La sua energia crebbe
nuovamente, questa volta però esplose in un’ondata di potere che mi sommerse
spingendomi via da lui. Caddi oltre il divano senza fiato mentre la sua energia
mi pizzicava ancora la pelle come minuscoli insetti zampettanti, ansimante lo
guardai in volto. I suoi occhi erano totalmente grigi senza pupille e senza il
bianco, erano due pezzi di ghiaccio incastonati in un volto di marmo. Mi alzai
in piedi barcollando, avrei voluto gridargli contro tante altre cose ancora ma
un nodo alla gola me lo impedì, cacciai indietro le lacrime che mi pungevano
agli angoli degli occhi. Non era il momento per piangere, per mostrarsi debole.
- Piccola mia.. – sussurrò
Gabriel ed io alzai il viso per guardarlo, i suoi occhi e il suo volto erano
tornati normali ma mostravano un’espressione addolorata – Lo sai che non è
quello il motivo per cui mi son intromesso nella tua vita. –
- E qual è? – chiesi
incrociando le braccia intorno al petto per difendermi.
- Non volevo che tu morissi –
disse lui tranquillamente avvicinandosi a me con passi flessuosi.

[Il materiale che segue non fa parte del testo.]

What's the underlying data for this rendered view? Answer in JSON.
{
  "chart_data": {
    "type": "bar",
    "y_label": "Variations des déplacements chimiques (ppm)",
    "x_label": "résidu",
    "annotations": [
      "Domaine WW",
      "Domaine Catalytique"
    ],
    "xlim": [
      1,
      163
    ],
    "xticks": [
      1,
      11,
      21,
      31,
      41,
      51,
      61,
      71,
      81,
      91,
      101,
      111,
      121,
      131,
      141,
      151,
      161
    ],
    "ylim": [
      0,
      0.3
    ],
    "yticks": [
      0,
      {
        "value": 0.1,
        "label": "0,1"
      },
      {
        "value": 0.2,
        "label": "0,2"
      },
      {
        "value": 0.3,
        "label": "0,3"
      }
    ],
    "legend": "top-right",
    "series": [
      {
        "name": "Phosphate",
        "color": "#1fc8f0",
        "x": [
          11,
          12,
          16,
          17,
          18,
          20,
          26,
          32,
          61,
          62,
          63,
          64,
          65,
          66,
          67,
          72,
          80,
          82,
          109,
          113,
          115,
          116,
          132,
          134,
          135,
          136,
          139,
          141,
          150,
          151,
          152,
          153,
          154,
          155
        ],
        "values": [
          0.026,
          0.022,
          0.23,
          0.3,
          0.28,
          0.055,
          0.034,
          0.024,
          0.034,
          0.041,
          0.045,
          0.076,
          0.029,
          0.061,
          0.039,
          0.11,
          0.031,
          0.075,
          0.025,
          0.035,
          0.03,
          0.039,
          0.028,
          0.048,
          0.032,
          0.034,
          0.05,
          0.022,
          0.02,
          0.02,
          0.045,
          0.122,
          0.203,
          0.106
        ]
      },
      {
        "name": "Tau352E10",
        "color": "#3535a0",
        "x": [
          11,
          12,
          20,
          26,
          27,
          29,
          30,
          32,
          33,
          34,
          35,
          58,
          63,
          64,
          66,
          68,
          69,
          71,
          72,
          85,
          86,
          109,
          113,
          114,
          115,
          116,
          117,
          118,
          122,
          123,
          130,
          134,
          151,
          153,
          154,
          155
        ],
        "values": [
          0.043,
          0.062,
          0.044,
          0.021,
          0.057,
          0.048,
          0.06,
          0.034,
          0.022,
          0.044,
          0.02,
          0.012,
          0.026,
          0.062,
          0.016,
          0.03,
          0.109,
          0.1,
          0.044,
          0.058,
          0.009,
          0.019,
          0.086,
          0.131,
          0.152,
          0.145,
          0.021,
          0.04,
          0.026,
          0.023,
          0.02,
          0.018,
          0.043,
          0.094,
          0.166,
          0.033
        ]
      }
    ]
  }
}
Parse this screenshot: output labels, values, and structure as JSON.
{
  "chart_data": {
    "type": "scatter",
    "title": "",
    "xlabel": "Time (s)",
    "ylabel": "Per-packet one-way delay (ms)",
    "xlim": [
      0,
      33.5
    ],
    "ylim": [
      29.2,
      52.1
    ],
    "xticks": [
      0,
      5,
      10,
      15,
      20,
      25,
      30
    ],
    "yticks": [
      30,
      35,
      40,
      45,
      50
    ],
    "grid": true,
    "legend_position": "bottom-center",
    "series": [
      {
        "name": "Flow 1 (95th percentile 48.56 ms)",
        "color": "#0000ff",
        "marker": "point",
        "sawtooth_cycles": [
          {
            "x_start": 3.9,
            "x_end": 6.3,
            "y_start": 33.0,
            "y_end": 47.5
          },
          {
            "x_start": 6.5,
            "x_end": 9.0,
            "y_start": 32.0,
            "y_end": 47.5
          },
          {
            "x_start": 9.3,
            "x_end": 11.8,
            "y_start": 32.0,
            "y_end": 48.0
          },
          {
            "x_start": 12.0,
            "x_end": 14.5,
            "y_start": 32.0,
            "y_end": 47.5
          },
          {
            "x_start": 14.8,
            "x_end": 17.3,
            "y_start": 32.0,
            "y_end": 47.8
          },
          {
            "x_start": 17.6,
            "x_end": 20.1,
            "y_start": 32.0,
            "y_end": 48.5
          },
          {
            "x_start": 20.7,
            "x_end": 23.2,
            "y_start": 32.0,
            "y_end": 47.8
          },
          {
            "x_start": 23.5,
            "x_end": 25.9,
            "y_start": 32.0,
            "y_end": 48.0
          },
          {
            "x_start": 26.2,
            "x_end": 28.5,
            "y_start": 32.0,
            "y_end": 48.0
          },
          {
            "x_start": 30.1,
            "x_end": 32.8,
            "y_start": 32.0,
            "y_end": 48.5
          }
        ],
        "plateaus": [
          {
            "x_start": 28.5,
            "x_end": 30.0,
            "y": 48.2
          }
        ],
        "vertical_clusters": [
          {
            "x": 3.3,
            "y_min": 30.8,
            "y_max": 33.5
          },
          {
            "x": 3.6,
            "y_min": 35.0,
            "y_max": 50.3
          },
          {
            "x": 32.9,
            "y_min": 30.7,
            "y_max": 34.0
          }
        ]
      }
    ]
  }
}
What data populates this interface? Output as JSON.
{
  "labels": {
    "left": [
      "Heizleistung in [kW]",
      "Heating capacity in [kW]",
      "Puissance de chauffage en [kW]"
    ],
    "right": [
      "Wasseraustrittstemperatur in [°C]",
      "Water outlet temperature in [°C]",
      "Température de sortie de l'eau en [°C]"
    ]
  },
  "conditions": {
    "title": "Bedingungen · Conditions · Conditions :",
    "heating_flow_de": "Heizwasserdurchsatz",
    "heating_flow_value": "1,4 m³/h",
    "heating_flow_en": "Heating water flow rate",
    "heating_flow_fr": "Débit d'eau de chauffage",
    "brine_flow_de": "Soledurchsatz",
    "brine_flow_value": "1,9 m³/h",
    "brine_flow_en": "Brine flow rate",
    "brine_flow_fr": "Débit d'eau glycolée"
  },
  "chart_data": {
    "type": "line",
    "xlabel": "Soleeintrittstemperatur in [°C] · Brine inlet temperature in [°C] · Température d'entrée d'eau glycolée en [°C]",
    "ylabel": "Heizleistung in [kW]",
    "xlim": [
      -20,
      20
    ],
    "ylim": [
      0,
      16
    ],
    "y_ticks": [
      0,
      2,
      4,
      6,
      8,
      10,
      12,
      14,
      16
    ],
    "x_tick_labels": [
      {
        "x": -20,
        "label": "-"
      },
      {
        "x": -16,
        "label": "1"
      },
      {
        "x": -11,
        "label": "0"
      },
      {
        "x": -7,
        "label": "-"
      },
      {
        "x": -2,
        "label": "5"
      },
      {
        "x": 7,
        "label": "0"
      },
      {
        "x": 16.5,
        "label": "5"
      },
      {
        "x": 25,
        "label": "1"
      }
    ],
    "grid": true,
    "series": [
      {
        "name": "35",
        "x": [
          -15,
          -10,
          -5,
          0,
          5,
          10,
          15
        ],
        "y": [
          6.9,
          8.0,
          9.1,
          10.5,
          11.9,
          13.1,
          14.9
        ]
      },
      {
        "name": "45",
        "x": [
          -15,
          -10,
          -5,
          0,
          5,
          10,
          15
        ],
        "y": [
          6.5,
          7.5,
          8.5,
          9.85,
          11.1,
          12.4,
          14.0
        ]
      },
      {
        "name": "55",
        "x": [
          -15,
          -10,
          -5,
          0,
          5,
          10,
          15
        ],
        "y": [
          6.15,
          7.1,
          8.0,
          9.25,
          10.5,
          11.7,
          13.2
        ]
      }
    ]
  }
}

- Perchè?? – urlai con voce
roca e disperata.
- Eri ancora inesperta,
sarebbe stato sleale.. –
- Taci!! – lo interruppi e lui
mi guardò confuso – Smettila con questa storia a cui non ho mai creduto. Per
otto anni hai invaso la mia mente e i miei sogni facendomi credere che fossero
solo frutto della mia fantasia, dei miei ricordi, ma oggi ho avuto la conferma
che eri tu! Eri tu che entravi nella mia testa quando ti faceva comodo! Mentre
venivo qui in taxi.. ho avuto quasi paura che tu non ti ricordassi di me.. che
stupida che sono stata! Che ingenua! Tu non mi hai mai dimenticato e hai sempre
fatto parte della mia vita. Allora se non lo hai fatto per incrementare il tuo
potere, perché? Perché lo hai fatto?? –
Lui mi fissò con sguardo grave
e si avvicinò ancora di più.
- Non posso dirtelo – fu la
sua risposta semplice, secca, tagliente. Io sgranai gli occhi indecisa se
mettermi a urlare o a ridere.
- Come? Scherzi? –
- No – rispose ancora Gabriel
tentennando il capo – E’ qualcosa che va oltre me, e te.. se te lo rivelassi
rischierei di rovinare tutto –
- Cosa significa!? – chiesi
esasperata, lui mi sorrise dolcemente e allungò una mano ad accarezzarmi la
guancia, io non mi ritrassi e anzi mi abbandonai a quella delicata sensazione.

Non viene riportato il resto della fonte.